Не потерялись и черкесы, начав строить национальные княжества на территории азиатской части ушедшей в небытие Османской Империи. Строили со всеми привычными ошибками, потенциальных князей выходило куда больше, чем княжеств.

Ещё княжества алавитов, друзов, иудейские… очень интересно получалось. И взрывоопасно.

Персия переживала вторую молодость, вернув значительную часть былых владений и избавившись от чрезмерно активной части населения, отправившейся воевать в Индию. За Скобелева или против… это уж кто как…

В Индии продолжались боевые действия и по всему видно, что до окончания ещё далеко. Напротив, война разгоралась такая, что постепенно перекидывалась на территорию всей Юго-Восточной Азии, Китая и арабских государств. Тартария обещала стать очень неспокойным местом.

Конфедерация потихонечку восстанавливалась, выбрав президентом Джеймса Лонгстрита. В дела других государств КША почти не лезла, сосредоточившись на промышленности и восстановлении разрушенных городов.

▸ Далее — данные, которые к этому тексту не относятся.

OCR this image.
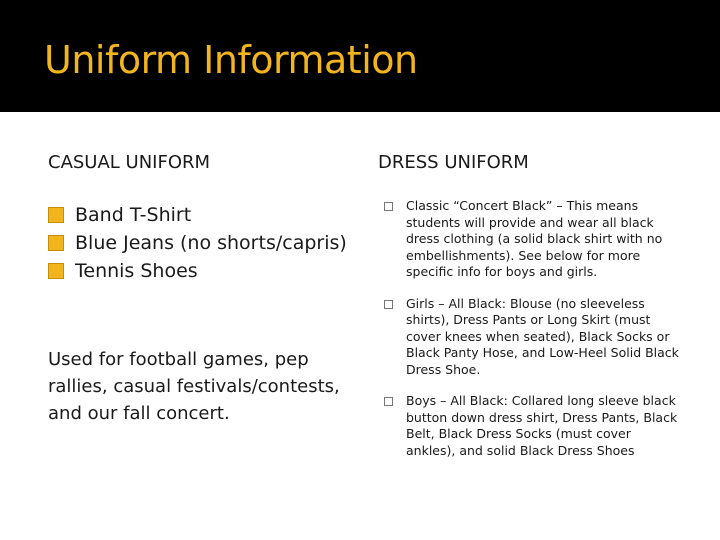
Uniform Information
CASUAL UNIFORM	DRESS UNIFORM
Band T-Shirt
Blue Jeans (no shorts/capris)
Tennis Shoes
Used for football games, pep rallies, casual festivals/contests, and our fall concert.
Classic “Concert Black” – This means students will provide and wear all black dress clothing (a solid black shirt with no embellishments). See below for more specific info for boys and girls.
Girls – All Black: Blouse (no sleeveless shirts), Dress Pants or Long Skirt (must cover knees when seated), Black Socks or Black Panty Hose, and Low-Heel Solid Black Dress Shoe.
Boys – All Black: Collared long sleeve black button down dress shirt, Dress Pants, Black Belt, Black Dress Socks (must cover ankles), and solid Black Dress Shoes
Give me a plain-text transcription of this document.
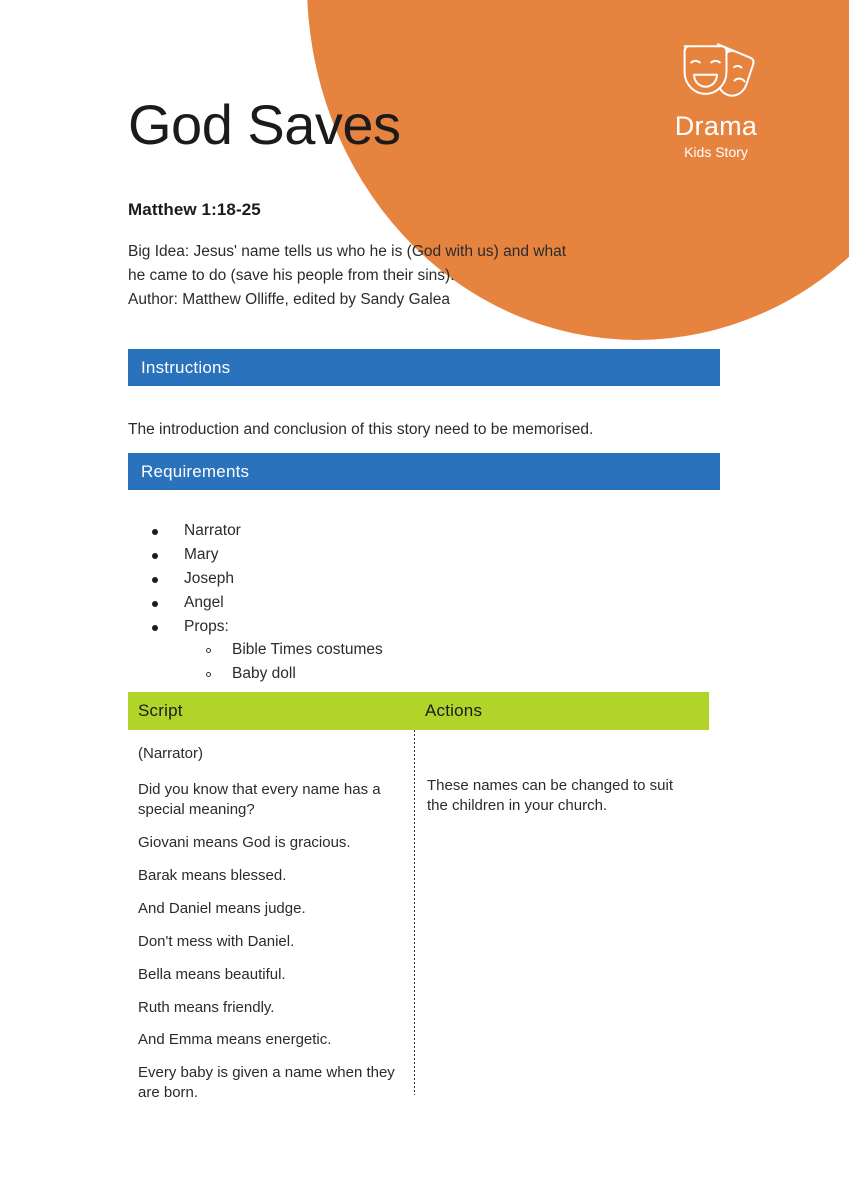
Drama
Kids Story
God Saves
Matthew 1:18-25

Big Idea: Jesus' name tells us who he is (God with us) and what he came to do (save his people from their sins).

Author: Matthew Olliffe, edited by Sandy Galea

Instructions
The introduction and conclusion of this story need to be memorised.
Requirements
Narrator
Mary
Joseph
Angel
Props:
Bible Times costumes
Baby doll
Script	Actions

(Narrator)

Did you know that every name has a special meaning?

Giovani means God is gracious.

Barak means blessed.

And Daniel means judge.

Don't mess with Daniel.

Bella means beautiful.

Ruth means friendly.

And Emma means energetic.

Every baby is given a name when they are born.

These names can be changed to suit the children in your church.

Тихая интервенция в экономику развалившихся штатов САСШ и государств Южной Америки, да сотрудничество с Россией и Баварией, позволяли смотреть в будущее с оптимизмом.

* * *

Фокадан впервые за последние несколько лет счастлив. Вернувшись в Конфедерацию, решительно отказался от всех политических постов и зажил жизнью инженера и чуть-чуть писателя. По прежнему курируя дела ИРА, потихонечку передавал бразды правления, оставив себе почётный пост Отца-основателя.

Эпилог № 1

– Ключ на четырнадцать, – Алекс протянул руку. Внук загремел железом – по малолетству ещё путал цифры. Один и четыре по отдельности различал слёту, а вот со сдвоенными пока терялся.

– На! – Холодное железо ткнулось в руку, попаданец подтянул разболтавшиеся гайки. Проверив напоследок соединения, вылез из-под самолёта неизбежно чумазый.

– Подай-ка полотенце, – попросил маленького Фреда, пятилетний мальчишка с готовность сбегал за висевшей неподалёку чистой тряпицей.

Первый самолёт Фокадан поднял в воздух ещё пятнадцать лет назад, аккурат в восемьдесят шестом. Полёт первого аппарата тяжелее воздуха произвёл фурор на неизбалованную зрелищами публику. Пролился дождь наград, считать которые попаданец перестал, как только количество их перевалило за второй десяток…

Ложная скромность? Вот уж нет! Алекс умело пользовался популярностью, продавливая нужные законы, лоббируя интересы ИРА по всему миру и общество Российско-Американской Дружбы в КША. Появления Фокадана в свете сопровождались большой помпой. Другое дело, что из своего калифорнийского поместья выбирался дай бог пять-семь раз в год.

К славе привык уже давно, признавая за ней определённую пользу. Устранившись после Победы от Большой Политики, не участвовал в делёжке пирога, получив взамен некий моральный авторитет. Но вот удовольствия от популярности не получал.

Даже самолёт начал строить не столько из-за желания быть первым в небе, сколько из-за желания как можно реже сталкиваться с людьми при путешествиях. Свою первую и единственную после Победы поездку по железной дороге до сих пор вспоминает с содроганием.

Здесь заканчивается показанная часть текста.